Bo spór o prywatyzację służby zdrowia toczył się już w kampanii parlamentarnej 2007 r. Wrócił na finiszu kampanii przed pierwszą turą obecnych wyborów. - I po raz trzeci prezes PiS dostał gola - komentował Sławomir Nowak, szef sztabu kandydata PO.



Wczorajsze orzeczenie nie jest prawomocne. I jak to z ostatniej środy zostanie przez prawników i sztab PiS zaskarżone. - Przyjmujemy wyrok, ale oczywiście się z nim nie zgadzamy - komentował rzecznik sztabu kandydata PiS Paweł Poncyljusz. - Cieszymy się, że przynajmniej przez salę sądową dowiadujemy się, jakie poglądy ma Bronisław Komorowski na kwestię służby zdrowia.
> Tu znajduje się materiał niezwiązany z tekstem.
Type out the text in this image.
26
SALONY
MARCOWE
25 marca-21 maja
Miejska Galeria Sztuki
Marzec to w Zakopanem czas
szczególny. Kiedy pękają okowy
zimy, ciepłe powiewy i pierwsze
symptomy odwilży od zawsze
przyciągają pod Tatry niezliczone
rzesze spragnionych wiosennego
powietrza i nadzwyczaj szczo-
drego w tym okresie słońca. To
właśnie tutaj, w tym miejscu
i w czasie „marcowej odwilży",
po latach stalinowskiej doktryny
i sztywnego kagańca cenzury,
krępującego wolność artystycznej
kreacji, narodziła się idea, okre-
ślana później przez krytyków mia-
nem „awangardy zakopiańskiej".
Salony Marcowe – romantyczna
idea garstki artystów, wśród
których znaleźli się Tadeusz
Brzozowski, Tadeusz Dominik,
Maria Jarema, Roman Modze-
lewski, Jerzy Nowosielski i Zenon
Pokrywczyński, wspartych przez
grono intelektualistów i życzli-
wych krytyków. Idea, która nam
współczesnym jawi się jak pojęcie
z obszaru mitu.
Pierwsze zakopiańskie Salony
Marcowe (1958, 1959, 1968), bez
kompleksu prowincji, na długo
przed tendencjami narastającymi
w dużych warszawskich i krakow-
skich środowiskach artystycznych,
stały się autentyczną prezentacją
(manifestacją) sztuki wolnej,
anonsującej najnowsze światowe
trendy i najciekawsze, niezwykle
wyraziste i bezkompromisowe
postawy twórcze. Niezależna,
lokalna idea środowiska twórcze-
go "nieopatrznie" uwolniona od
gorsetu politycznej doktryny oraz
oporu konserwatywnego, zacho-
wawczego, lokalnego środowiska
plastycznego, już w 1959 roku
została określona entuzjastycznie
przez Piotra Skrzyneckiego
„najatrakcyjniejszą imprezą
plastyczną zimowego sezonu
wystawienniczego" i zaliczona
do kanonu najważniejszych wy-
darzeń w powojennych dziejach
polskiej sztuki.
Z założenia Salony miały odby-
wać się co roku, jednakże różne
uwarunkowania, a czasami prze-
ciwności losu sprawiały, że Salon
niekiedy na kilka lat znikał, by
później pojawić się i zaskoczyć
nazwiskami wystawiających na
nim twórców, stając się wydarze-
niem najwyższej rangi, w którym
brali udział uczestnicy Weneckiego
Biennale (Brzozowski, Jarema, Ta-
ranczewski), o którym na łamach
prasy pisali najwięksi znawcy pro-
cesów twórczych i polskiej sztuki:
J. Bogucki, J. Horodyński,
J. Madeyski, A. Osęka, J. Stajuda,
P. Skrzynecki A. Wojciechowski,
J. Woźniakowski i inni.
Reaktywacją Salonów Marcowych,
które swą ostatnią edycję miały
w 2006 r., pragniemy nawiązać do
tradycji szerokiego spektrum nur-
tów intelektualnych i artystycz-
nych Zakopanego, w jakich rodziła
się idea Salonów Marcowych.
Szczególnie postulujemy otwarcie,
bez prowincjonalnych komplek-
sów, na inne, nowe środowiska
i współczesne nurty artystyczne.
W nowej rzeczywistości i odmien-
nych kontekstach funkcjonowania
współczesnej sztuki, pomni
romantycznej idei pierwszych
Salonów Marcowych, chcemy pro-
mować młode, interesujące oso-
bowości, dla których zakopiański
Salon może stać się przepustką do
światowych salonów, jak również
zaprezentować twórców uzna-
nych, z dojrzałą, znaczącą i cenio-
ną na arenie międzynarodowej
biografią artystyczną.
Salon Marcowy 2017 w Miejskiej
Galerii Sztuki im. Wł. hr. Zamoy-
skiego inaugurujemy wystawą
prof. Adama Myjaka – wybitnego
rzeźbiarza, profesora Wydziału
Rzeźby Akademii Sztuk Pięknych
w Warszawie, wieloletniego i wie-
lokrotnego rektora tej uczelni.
Zakaz rozpowszechniania nieprawdy

"Ja, Jarosław Kaczyński, kandydat na prezydenta RP, na wiecu wyborczym w Lublinie rozpowszechniłem informację, że Bronisław Komorowski chce, aby służba zdrowia była prywatna, sprywatyzowana. Informacja ta jest nieprawdziwa. Jarosław Kaczyński, kandydat w wyborach na prezydenta RP". Tej treści oświadczenie sąd nakazał Kaczyńskiemu wykupić w TVP 1 oraz TVN w porze najwyższej oglądalności, w ciągu 48 godzin od uprawomocnienia się wyroku. Sąd zakazał dalszego rozpowszechniania nieprawdy.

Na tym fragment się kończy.